Greek political leaders on Wednesday night were unable to come to agreement on a European Union demand for 300 million euros worth of pension cuts. The snag could jeopardize an EU aid package worth 130 billion euros — and Greece’s ongoing membership in the euro zone. Elsewhere, though, progress appears to have been made.
At stake is a €130 billion ($170 billion) bailout package, Greece’s future in the euro zone and the potential damage that a disorderly national insolvency could do to European banks and the global economy. A mere €300 million in budget cuts seems but a trifle in comparison.
That, though, is the amount by which Greek political party leaders have come up short in their weeks of talks aimed at fulfilling European Union demands that they push through additional savings worth €3.3 billion as a condition for the vast bailout. On Thursday, Finance Minister Evangelos Venizelos is off to Brussels for meetings to finalize the aid money. But the failure to agree on all the belt tightening measures sought by the EU has now put the bailout in doubt.
Venizelos implored the party leaders to reach a quick agreement, saying that the country’s “survival over the coming years” depends on EU help. “It will determine whether the country remains in the euro zone or whether its place in Europe will be endangered,” he said, according to the Associated Press. “There is not room for any other expediency. We must look Greeks in the eye, look at the national interest and the interest of our children.”
The unsuccessful conclusion of the austerity talks on early Thursday morning comes despite increasing pressure from the so-called troika of Greek creditors — made up of the European Commission, the European Central Bank and the International Monetary Fund — and widespread exasperation in European capitals.
At a Monday press conference in Paris, German Chancellor Angela Merkel said “there can be no deal if the troika proposals are not implemented. Time is of the essence. Something needs to happen quickly.” She was seconded by French President Nicolas Sarkozy, who said “our Greek friends must fulfil their responsibilities. They have no choice.”
On Tuesday, European Commissioner Neelie Kroes said that the euro zone could survive Greece’s departure from the euro zone (an eventuality that has now been dubbed the “Grexit” by Citygroup economists Willem Buiter and Ebrahim Rahbari). “When one member leaves, it doesn’t mean ‘man overboard,'” she told a Dutch newspaper.
Greece is facing insolvency if the aid deal with the EU isn’t finalized soon. The country must make a €14.5 billion bond payment on March 20 and the first, €110 billion EU bailout package, passed in early 2010, has run out. EU leaders agreed in principle to the second, €130 billion aid package late last year, but linked its final passage to several austerity conditions, including an agreement with the private sector on debt relief worth €100 billion.

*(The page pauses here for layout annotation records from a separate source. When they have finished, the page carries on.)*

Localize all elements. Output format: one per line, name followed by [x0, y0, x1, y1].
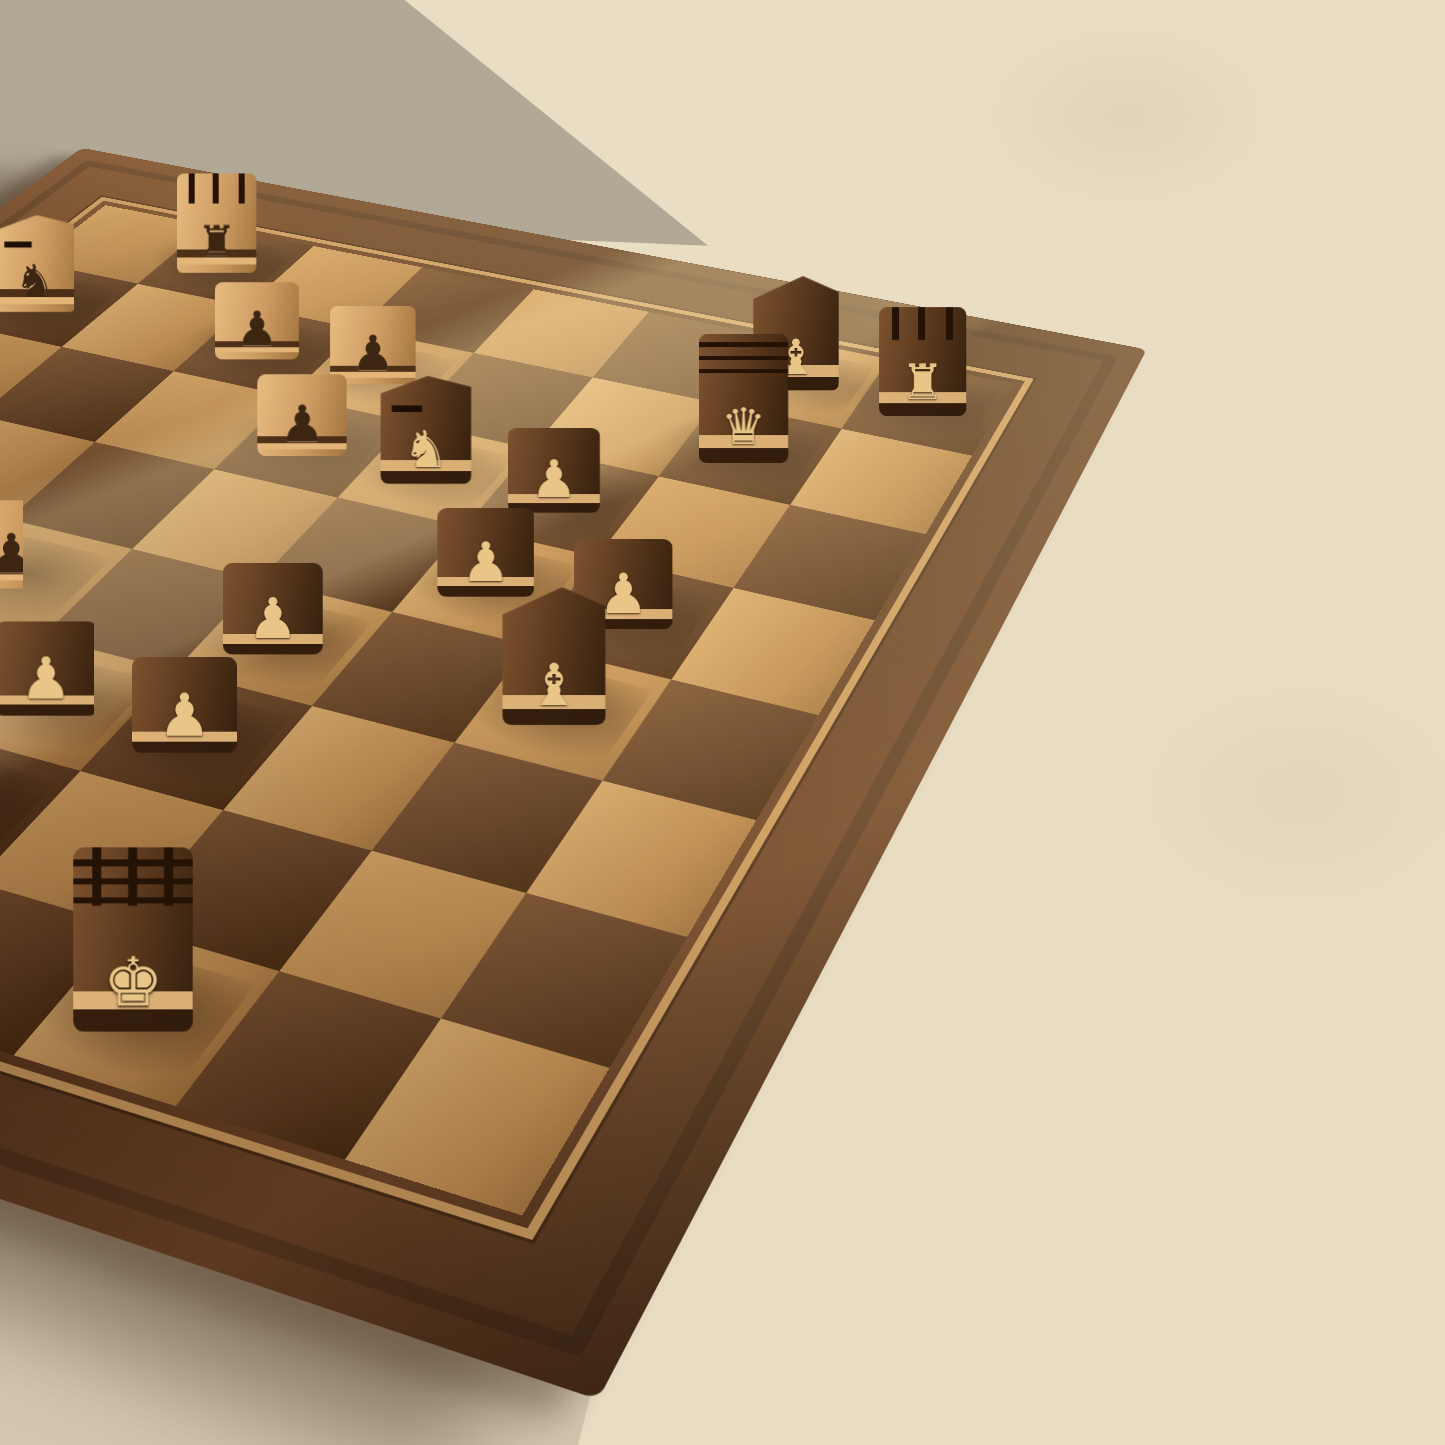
pawn-glyph: ♟	[330, 330, 416, 378]
white-knight-block: ♞	[0, 215, 76, 312]
pawn-glyph: ♟	[132, 686, 237, 745]
pawn-glyph: ♟	[257, 399, 347, 449]
black-pawn-block: ♟	[132, 657, 237, 753]
black-pawn-block: ♟	[437, 508, 534, 597]
black-queen-block: ♛	[699, 334, 789, 463]
pawn-glyph: ♟	[0, 650, 98, 708]
black-king-block: ♚	[73, 847, 193, 1032]
white-pawn-block: ♟	[330, 306, 416, 385]
black-pawn-block: ♟	[0, 621, 98, 716]
white-pawn-block: ♟	[215, 282, 299, 359]
pawn-glyph: ♟	[215, 306, 299, 353]
knight-glyph: ♞	[380, 424, 471, 475]
knight-glyph: ♞	[0, 259, 76, 305]
square-h5[interactable]	[671, 588, 874, 715]
rook-glyph: ♜	[177, 220, 257, 265]
white-rook-block: ♜	[177, 173, 257, 273]
chess-board: ♜♝♜♞♟♟♛♟♞♟♟♟♟♟♝♟♝♟♟♞♚	[0, 148, 1147, 1400]
black-pawn-block: ♟	[508, 428, 600, 513]
scene: ♜♝♜♞♟♟♛♟♞♟♟♟♟♟♝♟♝♟♟♞♚	[0, 0, 1445, 1445]
white-pawn-block: ♟	[257, 374, 347, 456]
black-bishop-block: ♝	[502, 587, 606, 725]
pawn-glyph: ♟	[0, 527, 59, 581]
square-c4[interactable]: ♟	[0, 519, 132, 636]
rook-glyph: ♜	[879, 358, 966, 407]
board-grid: ♜♝♜♞♟♟♛♟♞♟♟♟♟♟♝♟♝♟♟♞♚	[0, 205, 1015, 1215]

Greek leaders, however, are under domestic pressure as well, particularly with general elections likely to be held this spring. Already, the country has pushed through several biting austerity packages, and the most recent has involved 15,000 public sector firings, a 22 percent cut in the minimum wage, further tax hikes and the elimination of several provisions strengthening job security in an effort to make the labor market more competitive.
But when it came to a proposed €300 million cut in pension payments, political leaders balked. “The pensions in question are for people of low income, so the issue is important,” said Evangelos Antonaros, a conservative parliamentarian, on Greek radio. A Greek parliamentarian said that Athens had been given 15 days to find other ways to save the €300 million, but a source told the Associated Press that there had been no deadline extension.
Despite the refusal to slash pensions, Greeks are growing increasingly disgusted with the severity of the austerity measures that have been forced upon them. Fully 91 percent of respondents believe that the current government, led by Prime Minister Lucas Papademos, is taking the country in the wrong direction. The same poll, published on Wednesday in major Greek daily Kathimerini, found that support for the Socialists, which won a landslide victory in 2009 under the leadership of recently ousted Prime Minister Giorgios Papandreou, has plunged to just 8 percent.
In addition, Greek labor unions on Thursday called a two-day general strike to start on Friday in response to the new austerity measures agreed to on Wednesday night.
Yet even as Greece has hit a snag in its negotiations with the troika, its talks with private sector creditors on a debt haircut of 50 percent appear to be making progress. The debt relief will take the form of a cash payment and a bond swap, whereby private sector creditors will take a 50 percent hit on their original bond investment and will be given new Greek bonds with a longer maturity. The interest rate on those new bonds had been a substantial sticking point, but Greek state television reported on Wednesday that it would be around 3.5 percent.
The deal means that private creditors will ultimately have to forego some 70 percent of their claims. But even that, says rating agency Standard & Poor’s, wouldn’t be enough for Greece to achieve manageable debt levels. The agency, along with many others, believe that the European Central Bank will also have to renounce profits on its substantial holdings of Greek sovereign bonds, a move that could generate up to €12 billion in savings for Athens.